Targum Pseudo-Jonathan on (Genesis 14:17) translates a forgotten geographical name into a vivid picture. The Hebrew Bible calls the location the Valley of Shaveh, which is the King's Valley. The Aramaic renders it the plain of Mephana, which was the king's race-course.
The king of Sodom, fleeing a defeat so thorough that his hired allies had been dragged into bitumen pits (Genesis 14:10), comes out to meet Abram on a running track. The image is almost embarrassing. A place where the king once held chariot games, where he displayed his wealth to his court, has become the site of his diplomatic begging.
The Targumist does not moralize. He simply names the ground. A race-course is a place where you demonstrate speed, power, and prestige. The king of Sodom walks onto it stripped of all three. His army is dead. His people are captives now restored by a stranger. His city is still standing only because Abram has ridden through the night to restore what Kedarlaomer took.

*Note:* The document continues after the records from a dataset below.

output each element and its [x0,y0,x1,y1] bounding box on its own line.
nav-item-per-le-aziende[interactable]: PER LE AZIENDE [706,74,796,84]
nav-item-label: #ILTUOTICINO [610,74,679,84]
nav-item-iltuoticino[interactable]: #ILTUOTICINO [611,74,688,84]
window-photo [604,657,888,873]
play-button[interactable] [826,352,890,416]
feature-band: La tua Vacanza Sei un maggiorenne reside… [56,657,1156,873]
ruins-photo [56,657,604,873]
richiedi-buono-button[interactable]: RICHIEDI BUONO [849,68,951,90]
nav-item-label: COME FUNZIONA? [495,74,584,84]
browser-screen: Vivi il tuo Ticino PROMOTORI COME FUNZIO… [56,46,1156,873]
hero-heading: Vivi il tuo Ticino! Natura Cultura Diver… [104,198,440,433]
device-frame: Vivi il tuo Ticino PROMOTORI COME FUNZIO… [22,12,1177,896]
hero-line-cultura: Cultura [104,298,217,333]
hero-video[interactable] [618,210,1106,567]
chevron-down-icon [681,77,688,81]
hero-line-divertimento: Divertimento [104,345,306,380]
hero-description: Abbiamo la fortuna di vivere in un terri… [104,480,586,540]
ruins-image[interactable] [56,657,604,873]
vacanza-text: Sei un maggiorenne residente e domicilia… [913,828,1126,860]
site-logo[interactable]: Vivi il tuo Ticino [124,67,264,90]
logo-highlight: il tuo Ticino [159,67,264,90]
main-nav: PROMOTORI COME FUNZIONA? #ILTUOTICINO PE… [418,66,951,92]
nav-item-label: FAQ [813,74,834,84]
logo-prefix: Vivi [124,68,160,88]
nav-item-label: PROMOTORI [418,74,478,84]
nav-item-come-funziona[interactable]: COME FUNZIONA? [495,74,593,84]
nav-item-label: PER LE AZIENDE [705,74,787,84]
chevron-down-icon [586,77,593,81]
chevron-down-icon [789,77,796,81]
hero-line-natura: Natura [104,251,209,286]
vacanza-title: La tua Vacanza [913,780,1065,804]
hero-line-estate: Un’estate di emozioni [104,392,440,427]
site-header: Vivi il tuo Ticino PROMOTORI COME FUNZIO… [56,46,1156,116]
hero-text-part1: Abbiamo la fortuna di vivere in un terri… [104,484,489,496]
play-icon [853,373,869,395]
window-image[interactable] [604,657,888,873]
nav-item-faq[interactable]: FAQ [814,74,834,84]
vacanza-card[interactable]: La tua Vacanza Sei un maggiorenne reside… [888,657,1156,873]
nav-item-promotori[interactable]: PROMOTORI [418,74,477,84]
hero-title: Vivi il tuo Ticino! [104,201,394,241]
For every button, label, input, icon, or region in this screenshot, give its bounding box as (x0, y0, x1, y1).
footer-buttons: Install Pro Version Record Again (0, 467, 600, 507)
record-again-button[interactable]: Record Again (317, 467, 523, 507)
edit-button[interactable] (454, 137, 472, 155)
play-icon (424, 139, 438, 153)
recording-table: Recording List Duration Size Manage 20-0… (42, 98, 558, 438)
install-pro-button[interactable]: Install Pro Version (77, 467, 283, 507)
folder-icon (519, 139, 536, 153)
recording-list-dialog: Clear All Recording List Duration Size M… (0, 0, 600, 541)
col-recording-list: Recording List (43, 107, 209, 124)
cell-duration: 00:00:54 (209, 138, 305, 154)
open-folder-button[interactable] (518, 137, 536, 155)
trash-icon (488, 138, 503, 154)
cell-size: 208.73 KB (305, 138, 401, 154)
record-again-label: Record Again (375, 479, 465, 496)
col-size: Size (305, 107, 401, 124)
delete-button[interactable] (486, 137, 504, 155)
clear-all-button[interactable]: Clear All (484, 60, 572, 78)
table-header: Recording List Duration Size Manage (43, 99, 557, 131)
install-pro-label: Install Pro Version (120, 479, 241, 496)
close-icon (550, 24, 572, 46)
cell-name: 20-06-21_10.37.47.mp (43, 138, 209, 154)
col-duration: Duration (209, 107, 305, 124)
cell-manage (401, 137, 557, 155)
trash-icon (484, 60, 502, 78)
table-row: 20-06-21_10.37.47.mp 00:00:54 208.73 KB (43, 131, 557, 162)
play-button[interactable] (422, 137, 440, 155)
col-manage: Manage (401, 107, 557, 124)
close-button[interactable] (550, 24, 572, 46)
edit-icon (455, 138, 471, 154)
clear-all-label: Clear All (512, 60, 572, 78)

And here the plain verse begins a delicate dance. The king of Sodom will meet Abram on this track, and so will Malkizedek — king of Salem, priest of the Most High God (Genesis 14:18). Two kings, one moral, one bankrupt, meeting Abram at the same location. The Targumist places them on a racetrack, and you can almost feel the theological allegory: two sovereigns running side by side, and only one of them is holding the winner's prize.
The Targum teaches a subtle lesson about status. The places we built to display our power sometimes become the places we show our failure. A race-course turned into a negotiation is its own kind of verdict.